Deine Nerven sind einfach angegriffen, das ist alles.
    MÖBIUS schüttelt den Kopf   Nein, Lina. Man hält mich für [38]  verrückt. Alle. Auch
du. Und auch meine Buben. Weil mir der König Salomo erscheint.
    Alle schweigen verlegen. Frau Rose stellt Missionar
Rose vor.
    FRAU ROSE   Hier stelle ich dir
Oskar Rose vor, Johann Wilhelm. Meinen Mann. Er ist Missionar.

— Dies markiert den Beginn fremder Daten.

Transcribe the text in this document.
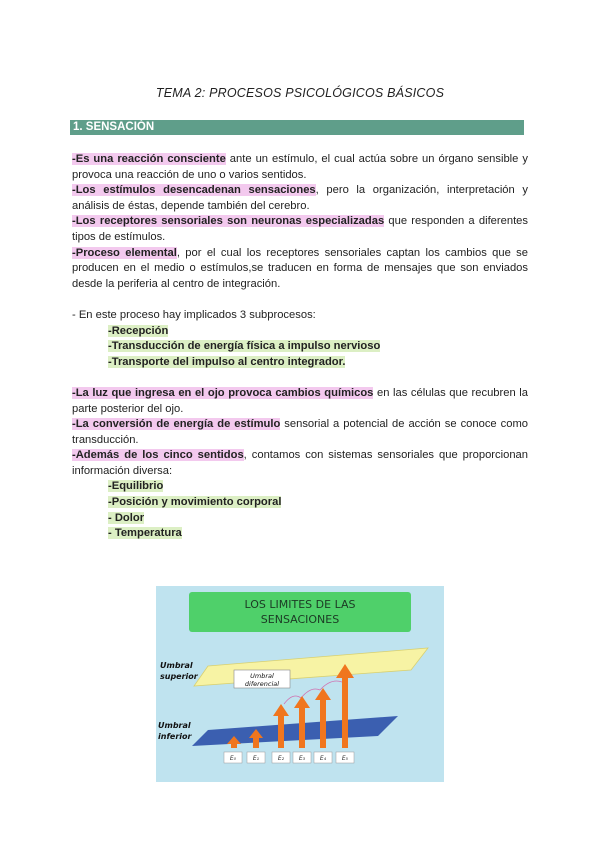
TEMA 2: PROCESOS PSICOLÓGICOS BÁSICOS
1. SENSACIÓN

-Es una reacción consciente ante un estímulo, el cual actúa sobre un órgano sensible y provoca una reacción de uno o varios sentidos.

-Los estímulos desencadenan sensaciones, pero la organización, interpretación y análisis de éstas, depende también del cerebro.

-Los receptores sensoriales son neuronas especializadas que responden a diferentes tipos de estímulos.

-Proceso elemental, por el cual los receptores sensoriales captan los cambios que se producen en el medio o estímulos,se traducen en forma de mensajes que son enviados desde la periferia al centro de integración.

- En este proceso hay implicados 3 subprocesos:

-Recepción
-Transducción de energía física a impulso nervioso
-Transporte del impulso al centro integrador.

-La luz que ingresa en el ojo provoca cambios químicos en las células que recubren la parte posterior del ojo.

-La conversión de energía de estímulo sensorial a potencial de acción se conoce como transducción.

-Además de los cinco sentidos, contamos con sistemas sensoriales que proporcionan información diversa:

-Equilibrio
-Posición y movimiento corporal
- Dolor
- Temperatura
LOS LIMITES DE LAS
SENSACIONES
Umbral
superior
Umbral
inferior
Umbral
diferencial
E₀	E₁	E₂ E₃ E₄	E₅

    MÖBIUS   Dein Mann? Aber ich bin
doch dein Mann.
    FRAU ROSE   Nicht mehr, Johann
Wilhelmlein. Sie errötet. Wir sind doch geschieden.
    MÖBIUS   Geschieden?
    FRAU ROSE   Das weißt du doch.
    MÖBIUS   Nein.
    FRAU ROSE   Fräulein Doktor von
Zahnd teilte es dir mit. Ganz bestimmt.
    MÖBIUS   Möglich.
    FRAU ROSE   Und dann heiratete ich
eben Oskar. Er hat sechs Buben. Er war Pfarrer in Guttannen und hat nun eine
Stelle auf den Marianen angenommen.
    MISSIONAR ROSE   Im Stillen Ozean.
    FRAU ROSE   Wir schiffen uns
übermorgen in Bremen ein.
    Möbius schweigt, die anderen sind verlegen.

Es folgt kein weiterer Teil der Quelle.